Canada will not pay ransoms for the release of its citizens held hostage overseas, Prime Minister Justin Trudeau said yesterday after the gruesome killing of a Canadian in the Philippines.
“Canada does not and will not pay ransom to terrorists, directly or indirectly,” Trudeau said, vowing instead to hunt down and prosecute hostage-takers.
The Philippine military has come under increased pressure to rescue more than 20 foreign hostages after their Muslim extremist captors beheaded John Ridsdel.
However, troops are facing a dilemma in how to proceed while ensuring the safety of the remaining captives.
Abu Sayyaf gunmen beheaded John Ridsdel on Monday, sparking condemnations and prompting Canadian prime minister Justin Trudeau to pledge to help the Philippines pursue the extremists behind the “heinous act”.

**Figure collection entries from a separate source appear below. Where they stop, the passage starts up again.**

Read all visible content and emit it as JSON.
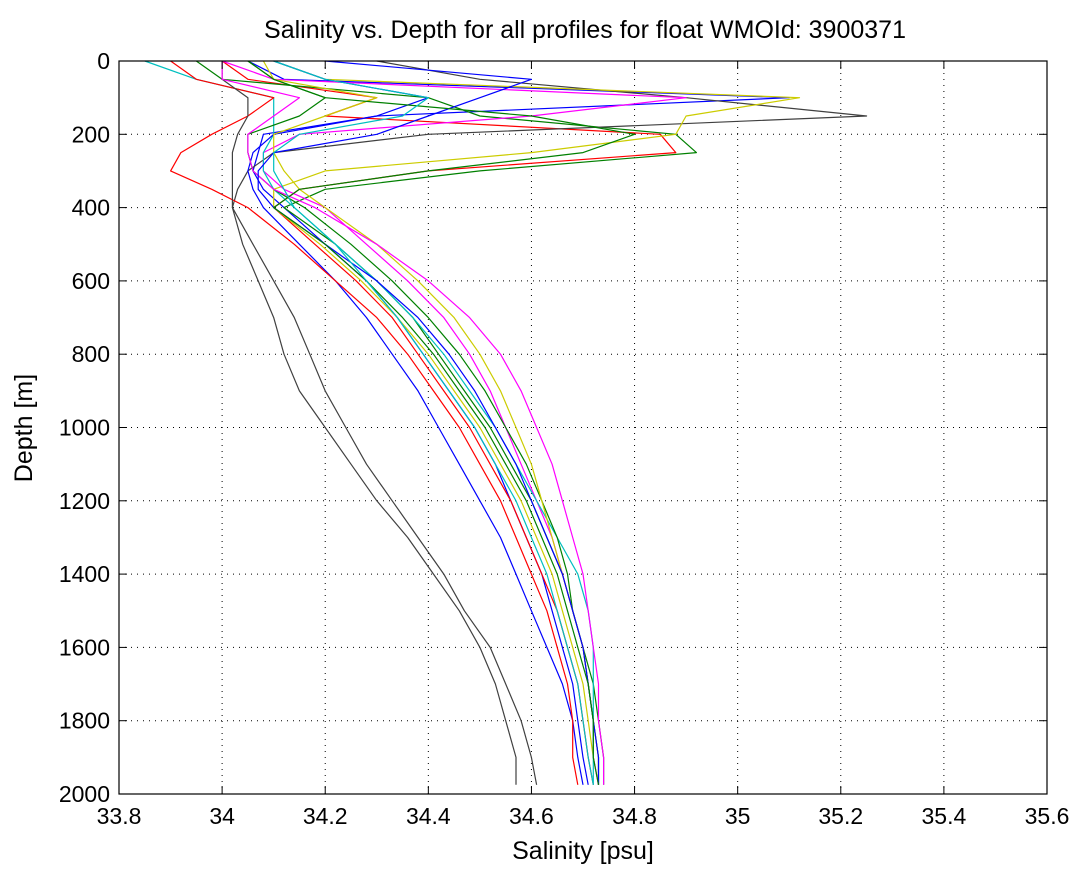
{
  "chart_data": {
    "type": "line",
    "title": "Salinity vs. Depth for all profiles for float WMOId: 3900371",
    "xlabel": "Salinity [psu]",
    "ylabel": "Depth [m]",
    "xlim": [
      33.8,
      35.6
    ],
    "ylim": [
      0,
      2000
    ],
    "y_reversed": true,
    "grid": "dotted",
    "legend": "none",
    "xticks": [
      "33.8",
      "34",
      "34.2",
      "34.4",
      "34.6",
      "34.8",
      "35",
      "35.2",
      "35.4",
      "35.6"
    ],
    "yticks": [
      "0",
      "200",
      "400",
      "600",
      "800",
      "1000",
      "1200",
      "1400",
      "1600",
      "1800",
      "2000"
    ],
    "depths": [
      0,
      50,
      100,
      150,
      200,
      250,
      300,
      350,
      400,
      500,
      600,
      700,
      800,
      900,
      1000,
      1100,
      1200,
      1300,
      1400,
      1500,
      1600,
      1700,
      1800,
      1900,
      1975
    ],
    "series": [
      {
        "color": "#0000ff",
        "values": [
          34.05,
          34.12,
          35.1,
          34.3,
          34.08,
          34.07,
          34.06,
          34.08,
          34.12,
          34.2,
          34.28,
          34.34,
          34.39,
          34.44,
          34.49,
          34.53,
          34.56,
          34.59,
          34.62,
          34.64,
          34.66,
          34.68,
          34.69,
          34.7,
          34.71
        ]
      },
      {
        "color": "#ff0000",
        "values": [
          34.0,
          34.05,
          34.3,
          34.2,
          34.85,
          34.88,
          34.4,
          34.15,
          34.1,
          34.18,
          34.26,
          34.33,
          34.38,
          34.43,
          34.48,
          34.52,
          34.56,
          34.59,
          34.62,
          34.65,
          34.67,
          34.69,
          34.7,
          34.71,
          34.72
        ]
      },
      {
        "color": "#008000",
        "values": [
          33.95,
          34.0,
          34.4,
          34.5,
          34.88,
          34.92,
          34.5,
          34.2,
          34.12,
          34.22,
          34.3,
          34.37,
          34.42,
          34.47,
          34.52,
          34.56,
          34.6,
          34.63,
          34.66,
          34.68,
          34.7,
          34.72,
          34.73,
          34.74,
          34.74
        ]
      },
      {
        "color": "#404040",
        "values": [
          34.3,
          34.5,
          34.9,
          35.25,
          34.4,
          34.1,
          34.05,
          34.03,
          34.02,
          34.06,
          34.1,
          34.14,
          34.17,
          34.2,
          34.24,
          34.28,
          34.33,
          34.38,
          34.43,
          34.47,
          34.52,
          34.55,
          34.58,
          34.6,
          34.61
        ]
      },
      {
        "color": "#cccc00",
        "values": [
          34.1,
          34.2,
          35.12,
          34.9,
          34.88,
          34.6,
          34.2,
          34.1,
          34.1,
          34.19,
          34.27,
          34.34,
          34.4,
          34.45,
          34.5,
          34.54,
          34.58,
          34.61,
          34.64,
          34.66,
          34.68,
          34.7,
          34.71,
          34.72,
          34.73
        ]
      },
      {
        "color": "#ff00ff",
        "values": [
          34.0,
          34.1,
          34.9,
          34.6,
          34.15,
          34.08,
          34.08,
          34.12,
          34.2,
          34.28,
          34.36,
          34.43,
          34.48,
          34.52,
          34.55,
          34.58,
          34.61,
          34.64,
          34.66,
          34.68,
          34.7,
          34.71,
          34.72,
          34.72,
          34.73
        ]
      },
      {
        "color": "#00bfbf",
        "values": [
          33.85,
          33.95,
          34.1,
          34.1,
          34.1,
          34.08,
          34.08,
          34.1,
          34.14,
          34.22,
          34.3,
          34.37,
          34.43,
          34.48,
          34.53,
          34.57,
          34.61,
          34.65,
          34.69,
          34.71,
          34.72,
          34.72,
          34.72,
          34.72,
          34.72
        ]
      },
      {
        "color": "#0000ff",
        "values": [
          34.1,
          34.2,
          34.4,
          34.3,
          34.1,
          34.06,
          34.05,
          34.06,
          34.08,
          34.15,
          34.22,
          34.28,
          34.33,
          34.38,
          34.42,
          34.46,
          34.5,
          34.54,
          34.57,
          34.6,
          34.63,
          34.66,
          34.68,
          34.69,
          34.7
        ]
      },
      {
        "color": "#ff0000",
        "values": [
          33.9,
          33.95,
          34.1,
          34.05,
          33.98,
          33.92,
          33.9,
          33.98,
          34.05,
          34.14,
          34.22,
          34.3,
          34.36,
          34.41,
          34.46,
          34.5,
          34.54,
          34.57,
          34.6,
          34.63,
          34.65,
          34.67,
          34.68,
          34.68,
          34.69
        ]
      },
      {
        "color": "#008000",
        "values": [
          34.05,
          34.1,
          34.2,
          34.15,
          34.05,
          34.05,
          34.06,
          34.1,
          34.16,
          34.25,
          34.33,
          34.4,
          34.46,
          34.51,
          34.55,
          34.59,
          34.62,
          34.65,
          34.67,
          34.68,
          34.7,
          34.71,
          34.72,
          34.73,
          34.73
        ]
      },
      {
        "color": "#404040",
        "values": [
          34.0,
          34.0,
          34.05,
          34.05,
          34.03,
          34.02,
          34.02,
          34.02,
          34.02,
          34.04,
          34.07,
          34.1,
          34.12,
          34.15,
          34.2,
          34.25,
          34.3,
          34.36,
          34.41,
          34.46,
          34.5,
          34.53,
          34.55,
          34.57,
          34.57
        ]
      },
      {
        "color": "#cccc00",
        "values": [
          34.08,
          34.1,
          34.3,
          34.2,
          34.1,
          34.1,
          34.12,
          34.15,
          34.2,
          34.3,
          34.38,
          34.45,
          34.5,
          34.54,
          34.57,
          34.6,
          34.62,
          34.64,
          34.66,
          34.68,
          34.7,
          34.71,
          34.72,
          34.73,
          34.73
        ]
      },
      {
        "color": "#ff00ff",
        "values": [
          34.0,
          34.0,
          34.15,
          34.1,
          34.05,
          34.05,
          34.06,
          34.1,
          34.18,
          34.3,
          34.4,
          34.48,
          34.54,
          34.58,
          34.61,
          34.64,
          34.66,
          34.68,
          34.7,
          34.71,
          34.72,
          34.73,
          34.73,
          34.74,
          34.74
        ]
      },
      {
        "color": "#0000ff",
        "values": [
          34.2,
          34.6,
          34.5,
          34.4,
          34.3,
          34.1,
          34.07,
          34.07,
          34.1,
          34.2,
          34.3,
          34.38,
          34.44,
          34.49,
          34.53,
          34.57,
          34.6,
          34.63,
          34.66,
          34.68,
          34.7,
          34.71,
          34.72,
          34.73,
          34.73
        ]
      },
      {
        "color": "#008000",
        "values": [
          34.05,
          34.1,
          34.2,
          34.6,
          34.8,
          34.7,
          34.4,
          34.15,
          34.1,
          34.2,
          34.28,
          34.35,
          34.41,
          34.46,
          34.51,
          34.55,
          34.59,
          34.62,
          34.65,
          34.67,
          34.69,
          34.71,
          34.72,
          34.72,
          34.73
        ]
      },
      {
        "color": "#00bfbf",
        "values": [
          34.1,
          34.2,
          34.4,
          34.35,
          34.15,
          34.1,
          34.1,
          34.12,
          34.14,
          34.22,
          34.28,
          34.34,
          34.39,
          34.44,
          34.49,
          34.53,
          34.57,
          34.6,
          34.63,
          34.65,
          34.67,
          34.69,
          34.7,
          34.71,
          34.72
        ]
      }
    ]
  }
}
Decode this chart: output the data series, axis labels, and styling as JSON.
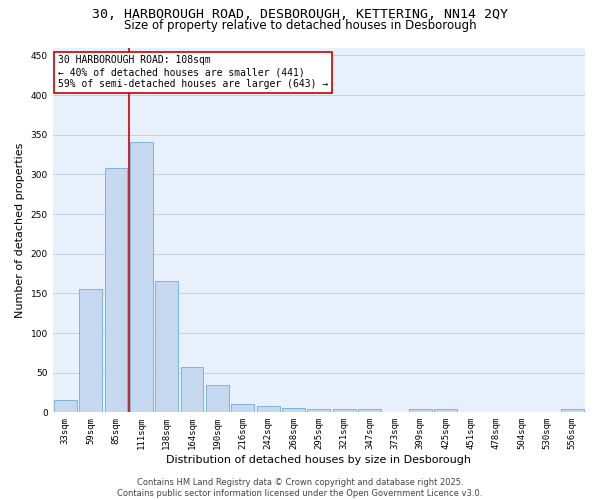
{
  "title1": "30, HARBOROUGH ROAD, DESBOROUGH, KETTERING, NN14 2QY",
  "title2": "Size of property relative to detached houses in Desborough",
  "xlabel": "Distribution of detached houses by size in Desborough",
  "ylabel": "Number of detached properties",
  "categories": [
    "33sqm",
    "59sqm",
    "85sqm",
    "111sqm",
    "138sqm",
    "164sqm",
    "190sqm",
    "216sqm",
    "242sqm",
    "268sqm",
    "295sqm",
    "321sqm",
    "347sqm",
    "373sqm",
    "399sqm",
    "425sqm",
    "451sqm",
    "478sqm",
    "504sqm",
    "530sqm",
    "556sqm"
  ],
  "values": [
    15,
    155,
    308,
    341,
    165,
    57,
    34,
    10,
    8,
    6,
    4,
    4,
    4,
    0,
    4,
    4,
    0,
    0,
    0,
    0,
    4
  ],
  "bar_color": "#c5d8f0",
  "bar_edge_color": "#6baed6",
  "bg_color": "#e8f0fb",
  "grid_color": "#c0cfe8",
  "vline_color": "#cc0000",
  "vline_x_index": 3,
  "annotation_text": "30 HARBOROUGH ROAD: 108sqm\n← 40% of detached houses are smaller (441)\n59% of semi-detached houses are larger (643) →",
  "annotation_box_color": "#cc0000",
  "footer": "Contains HM Land Registry data © Crown copyright and database right 2025.\nContains public sector information licensed under the Open Government Licence v3.0.",
  "ylim": [
    0,
    460
  ],
  "yticks": [
    0,
    50,
    100,
    150,
    200,
    250,
    300,
    350,
    400,
    450
  ],
  "title1_fontsize": 9.5,
  "title2_fontsize": 8.5,
  "xlabel_fontsize": 8,
  "ylabel_fontsize": 8,
  "tick_fontsize": 6.5,
  "annotation_fontsize": 7,
  "footer_fontsize": 6
}
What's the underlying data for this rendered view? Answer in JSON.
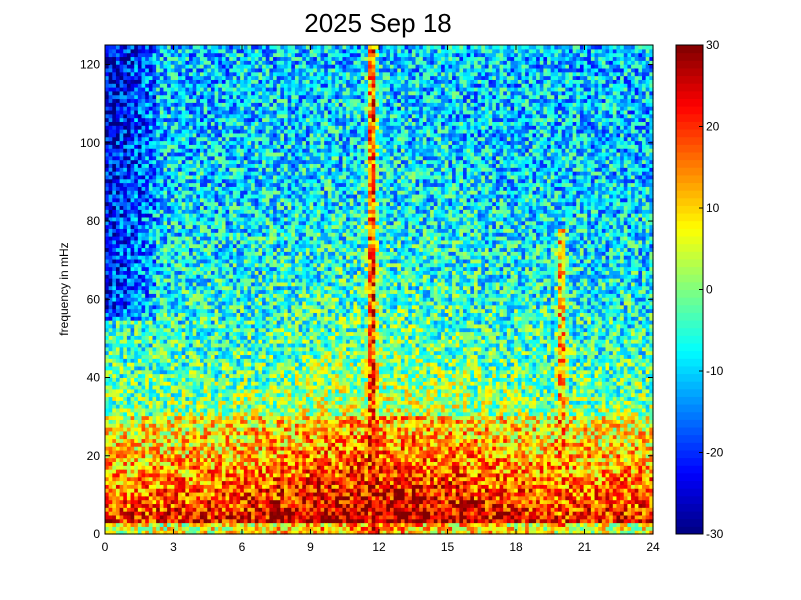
{
  "chart_data": {
    "type": "heatmap",
    "title": "2025 Sep 18",
    "xlabel": "",
    "ylabel": "frequency in mHz",
    "xlim": [
      0,
      24
    ],
    "ylim": [
      0,
      125
    ],
    "xticks": [
      0,
      3,
      6,
      9,
      12,
      15,
      18,
      21,
      24
    ],
    "yticks": [
      0,
      20,
      40,
      60,
      80,
      100,
      120
    ],
    "colorbar": {
      "range": [
        -30,
        30
      ],
      "ticks": [
        30,
        20,
        10,
        0,
        -10,
        -20,
        -30
      ],
      "colormap": "jet"
    },
    "grid": false,
    "features": [
      {
        "kind": "vertical-streak",
        "x": 11.7,
        "y_range": [
          0,
          125
        ],
        "level": 22
      },
      {
        "kind": "vertical-streak",
        "x": 20.0,
        "y_range": [
          0,
          78
        ],
        "level": 15
      },
      {
        "kind": "low-power-region",
        "x_range": [
          0,
          2
        ],
        "y_range": [
          60,
          125
        ],
        "level": -20
      },
      {
        "kind": "high-power-band",
        "x_range": [
          0,
          24
        ],
        "y_range": [
          0,
          30
        ],
        "level": 28
      }
    ]
  }
}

Mr Ridsdel’s head, which was placed in a plastic bag, was dumped by militants in Jolo town, about 950km south of Manila, where Abu Sayyaf and allied gunmen are thought to hold 22 foreign hostages from six countries.
It is a politically-sensitive time to carry out major offensives at the height of campaigning in a closely-fought race by four contenders in May 9 presidential elections.
President Benigno Aquino III and opposition politicians have had differences over the handling of the Muslim insurgencies and the poverty and social problems that foster it.